WRITE Off
Personal Opinion Tony Wardle
Every time Britain goes to war, the first casualty is truth. Months, perhaps years later the facts emerge and we realise we have been manipulated and deceived. Foot and mouth saw Britain at war, every bit as much as the bombing of Serbia or the action against Iraq. And truth bit the dust just as surely.
There was only one agenda and that was weeping farmers. There was no explanation as to why a tourist industry worth billions and hotels, B&Bs, craft and gift shops and other rural industries were being torched on the same funeral pyres as countless animals – young and old, nursing and pregnant. All to salvage farmers’ meat exports worth a paltry £1.2 billion, with no demand for them to justify their cruel selfishness.
Terrorists
Instead, the media turned on the animal rights movement en masse. Take Jonathan Freedland in The Guardian who described our record as ‘appalling’. Were we supposed to blockade the thousands of farms involved? I don’t know! He clearly sees us as having only marginally fewer resources than the brigade of guards and the clairvoyant gift of knowing the location of each outbreak.

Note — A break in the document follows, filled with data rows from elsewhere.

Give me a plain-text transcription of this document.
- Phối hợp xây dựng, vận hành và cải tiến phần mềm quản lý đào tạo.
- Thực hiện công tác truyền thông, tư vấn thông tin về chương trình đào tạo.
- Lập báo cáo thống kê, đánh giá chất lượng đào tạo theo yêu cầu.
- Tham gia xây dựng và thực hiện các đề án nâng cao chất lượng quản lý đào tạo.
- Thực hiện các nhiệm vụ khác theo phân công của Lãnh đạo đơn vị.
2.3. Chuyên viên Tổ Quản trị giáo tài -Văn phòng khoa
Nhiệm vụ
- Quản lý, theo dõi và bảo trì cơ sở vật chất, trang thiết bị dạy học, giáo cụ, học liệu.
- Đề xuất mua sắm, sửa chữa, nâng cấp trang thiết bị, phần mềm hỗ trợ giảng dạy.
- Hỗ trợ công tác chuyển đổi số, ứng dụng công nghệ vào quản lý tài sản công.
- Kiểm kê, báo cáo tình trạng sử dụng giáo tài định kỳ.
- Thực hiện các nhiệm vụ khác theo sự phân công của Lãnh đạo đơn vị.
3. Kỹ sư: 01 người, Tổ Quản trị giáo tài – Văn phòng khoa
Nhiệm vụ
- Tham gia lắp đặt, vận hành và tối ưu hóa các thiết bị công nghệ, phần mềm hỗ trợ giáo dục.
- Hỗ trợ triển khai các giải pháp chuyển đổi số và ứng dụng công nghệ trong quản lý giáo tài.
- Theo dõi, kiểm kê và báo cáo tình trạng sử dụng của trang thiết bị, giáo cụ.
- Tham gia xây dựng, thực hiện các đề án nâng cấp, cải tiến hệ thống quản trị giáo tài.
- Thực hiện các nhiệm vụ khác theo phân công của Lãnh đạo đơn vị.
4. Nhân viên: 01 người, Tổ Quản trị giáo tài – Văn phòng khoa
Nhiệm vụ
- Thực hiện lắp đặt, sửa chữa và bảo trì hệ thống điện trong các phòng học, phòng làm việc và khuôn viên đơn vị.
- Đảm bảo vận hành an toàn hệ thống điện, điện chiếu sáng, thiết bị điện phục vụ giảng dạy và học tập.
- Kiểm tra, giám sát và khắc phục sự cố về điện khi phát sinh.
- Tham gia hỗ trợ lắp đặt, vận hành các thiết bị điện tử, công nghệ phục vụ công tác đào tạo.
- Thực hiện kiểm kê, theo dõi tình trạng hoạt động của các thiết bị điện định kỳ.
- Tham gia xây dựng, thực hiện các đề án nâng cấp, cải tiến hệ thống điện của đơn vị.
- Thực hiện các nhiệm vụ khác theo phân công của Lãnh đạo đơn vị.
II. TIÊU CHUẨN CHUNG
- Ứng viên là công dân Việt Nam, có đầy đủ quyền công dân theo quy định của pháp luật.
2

And if we had turned up outside infected farms – or even worse, gone on to them – can you imagine the field day the writer would have had? We would have been ranked somewhere between Hitler and Saddam Hussein.
Bella Thomas in Prospect magazine claimed we were ‘strangely absent’ because we’re more concerned about fox hunting than factory farming. To Alice Thompson in the Telegraph we were the anti-Christ: “… animal rights activists have exposed themselves for what they really are – terrorists without a cause.” Please don’t hold back, Alice.
Crazed Fanatics
David Cox’s words in the New Statesman dripped with contempt for ‘the crazed fanatics’ who ‘routinely resort to letter and car bombs’ but have done nothing on foot and mouth. That’s us! Trying to persuade people to go veggie was a complete waste of time as they would all go back to eating meat eventually.
Alice Thompson even had a second bite at the cherry: “They would prefer to hurl abuse at Elizabeth Hurley for wearing white fur than do anything constructive to stop the spread of foot and mouth disease.” Good god, was that my responsibility? Why didn’t someone tell me?
Lack of Action
Even our dear old friend Vernon Coleman – who has for years ploughed a lonely anti-vivisection furrow at The People and should know better – jumped on the bandwagon and accused us of inaction. Madeleine Bunting in The Guardian followed suit with an incoherent rant.
None of these people (with the exception of Vernon) have ever shown the remotest interest in animals and has never used their columns to rail against the daily cruelty to which they’re subjected. Not one of them bothered to pick up the ‘phone or look at our web sites nor offered us their column to ensure our voices were heard.
Impressionistic Drivel
What we were treated to was ignorant, self-indulgent rhetoric. It was born out of disinterest and revealed not a glimmering of understanding of animal cruelty. This impressionistic drivel was by the same people who have ignored every single press release, exposé, opinion and letter with which we have inundated them. We are condemned by middle-class morons trying to assuage their own guilt – Vernon excepted.
The editorial shutters were dropped on any view that might remotely be considered critical of our boys the farmers. It was for this reason that Viva! decided to by-pass the media and take our message directly to the public with door drops, demonstrations and bill boards. It was a major gamble for Viva! but has been a phenomenal success.
Saint Barbara
I will, however, give the last word to Barbara Ellen in the Observer. “It astonishes me that the same people who are snivelling at the sight of mass graves, have never been able to feel compassion for the countless animals who routinely suffer just as much, if not more, behind the closed slaughterhouse doors.” You get my vote, Barbara.